La procédure de sauvegarde, comparée au règlement judiciaire, permet une survie plus fréquente de l’entreprise; encore faut-il qu’elle puis y accéder.

 

⇒ Le cadre de restructuration français se compose de 2 procédures de résolution confidentielles (la conciliation et le mandat ad hoc) et de deux procédures publiques (la sauvegarde et le redressement judiciaire).

En 2018, les procédures confidentielles représentaient environ 21% des procédures de restructuration de dette.

 

Les deux procédures confidentielles permettent des règlements à l’amiable se traduisant par une négociation confidentielle avec les créanciers de l’entreprise. Un conciliateur (ou un mandataire ad hoc) est choisi par le dirigeant de l’entreprise et approuvé par le tribunal de commerce pour entamer les négociations avec les créanciers. 

 

– Le mandat ad hoc est ouvert aux entreprises qui ne sont pas encore en cessation des paiements.
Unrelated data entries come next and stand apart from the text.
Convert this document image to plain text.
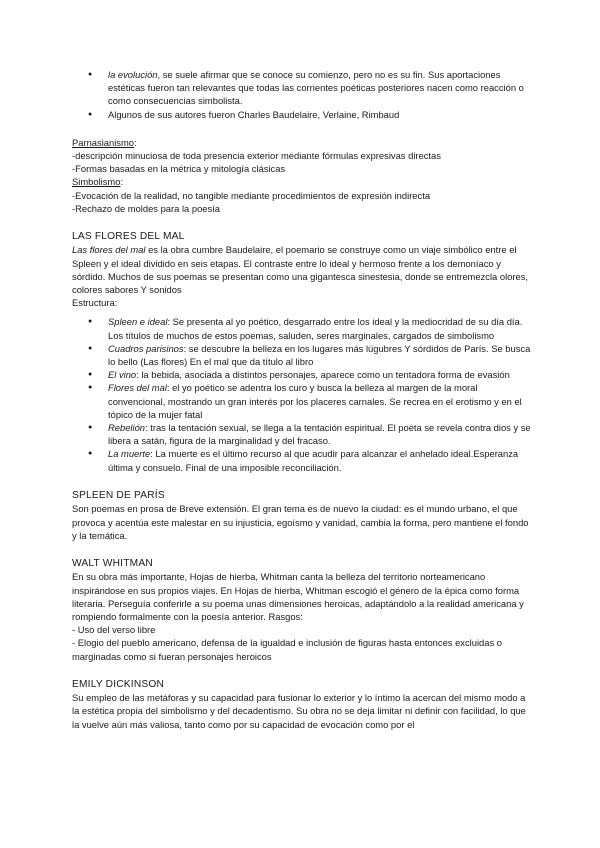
● la evolución, se suele afirmar que se conoce su comienzo, pero no es su fin. Sus aportaciones estéticas fueron tan relevantes que todas las corrientes poéticas posteriores nacen como reacción o como consecuencias simbolista.
● Algunos de sus autores fueron Charles Baudelaire, Verlaine, Rimbaud

Parnasianismo:

-descripción minuciosa de toda presencia exterior mediante fórmulas expresivas directas

-Formas basadas en la métrica y mitología clásicas

Simbolismo:

-Evocación de la realidad, no tangible mediante procedimientos de expresión indirecta

-Rechazo de moldes para la poesía

LAS FLORES DEL MAL

Las flores del mal es la obra cumbre Baudelaire, el poemario se construye como un viaje simbólico entre el Spleen y el ideal dividido en seis etapas. El contraste entre lo ideal y hermoso frente a los demoníaco y sórdido. Muchos de sus poemas se presentan como una gigantesca sinestesia, donde se entremezcla olores, colores sabores Y sonidos

Estructura:

● Spleen e ideal: Se presenta al yo poético, desgarrado entre los ideal y la mediocridad de su día día. Los títulos de muchos de estos poemas, saluden, seres marginales, cargados de simbolismo
● Cuadros parisinos: se descubre la belleza en los lugares más lúgubres Y sórdidos de París. Se busca lo bello (Las flores) En el mal que da título al libro
● El vino: la bebida, asociada a distintos personajes, aparece como un tentadora forma de evasión
● Flores del mal: el yo poético se adentra los curo y busca la belleza al margen de la moral convencional, mostrando un gran interés por los placeres carnales. Se recrea en el erotismo y en el tópico de la mujer fatal
● Rebelión: tras la tentación sexual, se llega a la tentación espiritual. El poeta se revela contra dios y se libera a satán, figura de la marginalidad y del fracaso.
● La muerte: La muerte es el último recurso al que acudir para alcanzar el anhelado ideal.Esperanza última y consuelo. Final de una imposible reconciliación.

SPLEEN DE PARÍS

Son poemas en prosa de Breve extensión. El gran tema es de nuevo la ciudad: es el mundo urbano, el que provoca y acentúa este malestar en su injusticia, egoísmo y vanidad, cambia la forma, pero mantiene el fondo y la temática.

WALT WHITMAN

En su obra más importante, Hojas de hierba, Whitman canta la belleza del territorio norteamericano inspirándose en sus propios viajes. En Hojas de hierba, Whitman escogió el género de la épica como forma literaria. Perseguía conferirle a su poema unas dimensiones heroicas, adaptándolo a la realidad americana y rompiendo formalmente con la poesía anterior. Rasgos:

- Uso del verso libre

- Elogio del pueblo americano, defensa de la igualdad e inclusión de figuras hasta entonces excluidas o marginadas como si fueran personajes heroicos

EMILY DICKINSON

Su empleo de las metáforas y su capacidad para fusionar lo exterior y lo íntimo la acercan del mismo modo a la estética propia del simbolismo y del decadentismo. Su obra no se deja limitar ni definir con facilidad, lo que la vuelve aún más valiosa, tanto como por su capacidad de evocación como por el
Il est initié pour une durée de 3 mois, renouvelable sans limite légale.

 

– La conciliation concerne les entreprises en cessation des paiements depuis moins de 45 jours; elle est ouverte pour une période de 4 mois et ne peut être prolongée que d’un mois.
En 2017, ces procédures confidentielles représentaient environ 16% de l’ensemble des procédures de restructuration de dette .

Elles offrent l’avantage que seules les parties concernées (les créanciers, au moins les plus gros d’entre eux, et les dirigeants de l’entreprise) sont informées de la procédure. La confidentialité évite que les clients ou fournisseurs, apprenant les difficultés, ne cessent leurs relations d’affaires avec l’entreprise, contribuant à détériorer sa situation. Le principal inconvénient, par rapport aux procédures publiques, est qu’un accord doit être approuvé à l’unanimité des créanciers participant à la négociation et qu’il ne peut s’appliquer aux créanciers n’ayant pas été invités à négocier.
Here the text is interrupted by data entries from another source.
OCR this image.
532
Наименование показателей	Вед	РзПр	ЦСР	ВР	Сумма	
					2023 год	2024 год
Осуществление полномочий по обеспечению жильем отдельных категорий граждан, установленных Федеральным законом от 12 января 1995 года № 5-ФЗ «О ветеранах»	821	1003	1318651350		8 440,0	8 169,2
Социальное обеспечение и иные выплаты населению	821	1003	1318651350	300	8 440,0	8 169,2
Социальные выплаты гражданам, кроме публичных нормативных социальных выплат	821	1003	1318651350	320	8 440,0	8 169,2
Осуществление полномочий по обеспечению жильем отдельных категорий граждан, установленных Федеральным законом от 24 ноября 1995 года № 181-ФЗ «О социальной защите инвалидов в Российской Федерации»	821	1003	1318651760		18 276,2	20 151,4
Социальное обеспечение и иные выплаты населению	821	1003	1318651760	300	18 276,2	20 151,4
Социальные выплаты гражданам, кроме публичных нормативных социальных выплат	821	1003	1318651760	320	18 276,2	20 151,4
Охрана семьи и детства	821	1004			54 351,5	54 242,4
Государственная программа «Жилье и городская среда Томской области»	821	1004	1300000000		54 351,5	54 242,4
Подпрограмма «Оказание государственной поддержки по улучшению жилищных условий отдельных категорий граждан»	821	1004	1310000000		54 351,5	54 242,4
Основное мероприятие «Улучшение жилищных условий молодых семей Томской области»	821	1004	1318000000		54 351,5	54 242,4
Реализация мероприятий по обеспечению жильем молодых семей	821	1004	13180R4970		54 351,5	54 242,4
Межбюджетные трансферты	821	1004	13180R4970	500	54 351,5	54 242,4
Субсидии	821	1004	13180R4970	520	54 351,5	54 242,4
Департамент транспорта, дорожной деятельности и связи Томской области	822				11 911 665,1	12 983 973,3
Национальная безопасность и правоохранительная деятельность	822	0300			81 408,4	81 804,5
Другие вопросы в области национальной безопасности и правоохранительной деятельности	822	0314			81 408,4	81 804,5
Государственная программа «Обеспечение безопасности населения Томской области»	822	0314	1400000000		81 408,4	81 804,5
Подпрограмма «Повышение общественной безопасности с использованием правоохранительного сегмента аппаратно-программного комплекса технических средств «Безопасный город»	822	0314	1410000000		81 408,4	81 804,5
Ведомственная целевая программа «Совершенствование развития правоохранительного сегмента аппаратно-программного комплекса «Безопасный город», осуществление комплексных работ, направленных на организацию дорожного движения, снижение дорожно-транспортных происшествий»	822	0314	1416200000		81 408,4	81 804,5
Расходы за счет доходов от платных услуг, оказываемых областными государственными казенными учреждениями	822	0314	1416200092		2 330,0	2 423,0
La confidentialité de ces procédures rend difficile leur évaluation statistique. Leur taux de réussite est donc mal connu. Un article récent mentionne qu’il avoisinerait les 70 %.

 

Les procédures publiques

 

– Le redressement judiciaire : une entreprise en état de cessation des paiements doit entrer en redressement judiciaire sous 45 jours pour entamer un processus de restructuration de sa dette avec ses créanciers: dès l’ouverture de la procédure, l’entreprise est protégée de ses créanciers. S’ouvre alors une période d’observation de 6 mois renouvelable 2 fois, pendant laquelle la situation financière de l’entreprise est évaluée et un plan négocié avec les créanciers. Le tribunal de commerce nomme un mandataire judiciaire en charge d’établir la dette de l’entreprise et un administrateur judiciaire qui surveille les activités quotidiennes de l’entreprise, notamment toutes ses opérations financières et certaines décisions importantes de restructuration (licenciement d’employés, vente d’actifs, etc.).
À tout moment pendant la période d’observation, le tribunal de commerce accepte ou rejette un plan de restructuration  Si la situation se détériore pendant la période d’observation ou s’il n’y a aucun espoir de parvenir à un accord avec les créanciers, le tribunal de commerce peut décider de liquider l’entreprise ou de procéder à sa cession par un mécanisme d’enchère.

 

– La sauvegarde : une entreprise peut demander à en bénéficier si elle n’est pas en cessation des paiements, mais si elle fait face à des difficultés financières qu’elle considère insurmontables sans restructuration de sa dette. Le tribunal de commerce peut rejeter cette demande. La procédure est publique; la période d’observation de 6 mois est renouvelable 2 fois.  Le tribunal de commerce nomme un mandataire judiciaire et peut également nommer un administrateur (obligatoire pour les plus grandes entreprises). Le rôle de l’administrateur est moins important en sauvegarde qu’en redressement judiciaire : il assiste le gestionnaire et ne peut pas prendre de décisions sans le consentement de celui-ci. Autre différence importante, en procédure de sauvegarde, l’entreprise n’a pas accès aux AGS, le régime de garantie des salaires, pour payer les arriérés de salaire.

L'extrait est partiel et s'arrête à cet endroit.